Abstract
While an extensive line of research links international migration to entrepreneurship, less attention has been devoted to mobility within a country. This study examines the relationship between new business creation and migration between states in the United States, building on prior research associating education and entrepreneurship. In addition to tracking general migration patterns among the states, the study focuses on young, single and college-educated segment of the population. This segment may be less risk averse and more geographically mobile, and brings knowledge resources to the geographic areas where they choose to live. While overall levels of net migration did not predict new business creation, prior net migration of the young, single, college-educated was a statistically significant predictor. States that are attracting young, single, highly educated people are more entrepreneurially dynamic than would be indicated by overall levels of migration.
Bien qu'un axe de recherche important établisse le lien entre migration internationale et entreprenariat, peu d'attention a été portée sur la mobilité à l'intérieur d'un pays donné. La présente étude examine la relation entre la création d'entreprises nouvelles et les migrations entre les états aux Etats-Unis, en s'appuyant sur de précédentes recherches associant éducation et entreprenariat. Outre le fait de suivre les modèles migratoires généraux entre les états, l'étude se concentre sur le segment de la population qui est jeune, célibataire et a fait des études universitaires. Ce segment tend à être moins réticent à prendre des risques et plus mobile géographiquement, et il apporte des ressources de connaissances aux zones géographiques dans lesquelles ces personnes décident d'habiter. Alors que les taux globaux de migration nette ne permettaient pas de prévoir la création d'entreprises nouvelles, la migration nette préalable des jeunes célibataires ayant une formation universitaire a constitué un prédicteur statistiquement significatif. Les états qui attirent des personnes jeunes, célibataires et ayant fait des études poussées sont plus dynamiques d'un point de vue entrepreneurial que ce que les niveaux globaux de migration permettaient de prédire.
Acknowledgements
This research was supported by a Langroise Faculty Scholarship Endowment grant.
Notes
aTabled means and standard deviations are for untransformed variables.

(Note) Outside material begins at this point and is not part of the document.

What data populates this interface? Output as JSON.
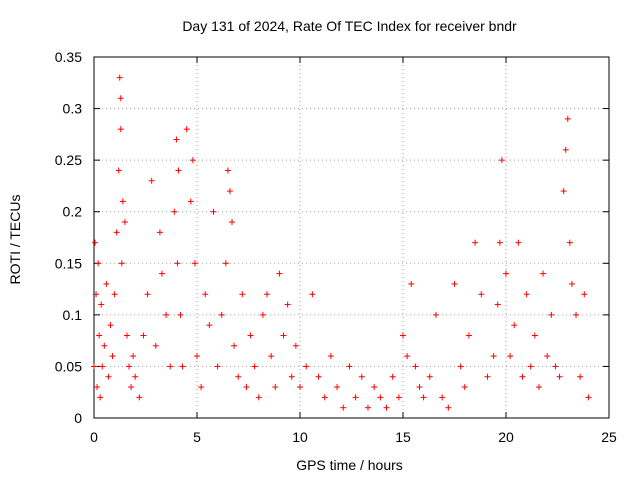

bYoung, single, college-educated.
cPercentage of population aged 25 or more with at least a bachelor's degree.
dLog10 transformation used in analyses.
*p < .05; **p < .01; n = 51.
aStandardized regression coefficients are tabled for each independent variable.
bYoung, single, college-educated.
cPercentage of population aged 25 or more with at least a bachelor's degree.
*p < .05; **p < .01; ***p < .001; n = 51.
1. Because the migration could have occurred any time between 1995 and 2000 and the census was collected in 2000, some of the migrants could have been as much as five years younger at the time of their inter-state move.
2. All variables were examined for normal distribution before inclusion in the analyses. The measure of state population, as well as the Hispanic/Latino portion of the population, is positively skewed, and the appropriate log transformations were performed. The average wage salary variable showed positive skew created by the extreme value for Washington D.C. (average wage salary of $69,312). The overall net migration variable was negatively skewed. This was caused by two outliers: New York (874,248) and California (755,536). The distribution of the net migration of the young, single, college educated was positively skewed because of only one extreme outlier, California (73,037). Similarly, one extreme outlier (Washington D.C.) was found in the distribution of the percent unmarried variable. The distributions of these measures were corrected by assigning the univariate outliers a value equivalent to three standard deviations above the mean. This preserves the ordering of these states on the measures, while allowing the observations not to be so deviant that they perturb the correlation (see Tabachnick and Fidell Citation1983). The state economic freedom measure was not available for Washington D.C., so the mean for this measure was used for that observation.
3. Net migration is a function of both in-migration and out-migration. Ancillary analyses separated these two components of migration for the young, single, college educated. Both types of movement were seen as critical in predicting subsequent business creation (data not tabled).
4. Because our literature review refers to international migration as well as domestic movement, ancillary analyses also examined the relationship between the two. Several interesting relationships were found. The correlation between overall levels of net domestic migration and the percentage of the state population that was born in a different country was −.28 (n.s.), while the net movement of the young, single, college educated was positively correlated with the stock of foreign born (r = .52, p < .01). In terms of flows of immigration from other countries, inward international immigration (relative to state population) between 1995 and 2000 was not related to overall domestic migration patterns (r = −.04, n.s.) during that time, but was significantly related to the net domestic migration of the young, single, college-educated cohort (r = .55, p < .01). That is, the young, single, college-educated cohort is generally attracted to the same states as international immigrants. However, the movement of the young, single and college educated was significantly correlated with subsequent levels of entrepreneurship (r = .46, p < .01), while the flow and stock of international immigration, though positive, were not statistically significant predictors (r = .21, n.s.; r = 17, n.s.).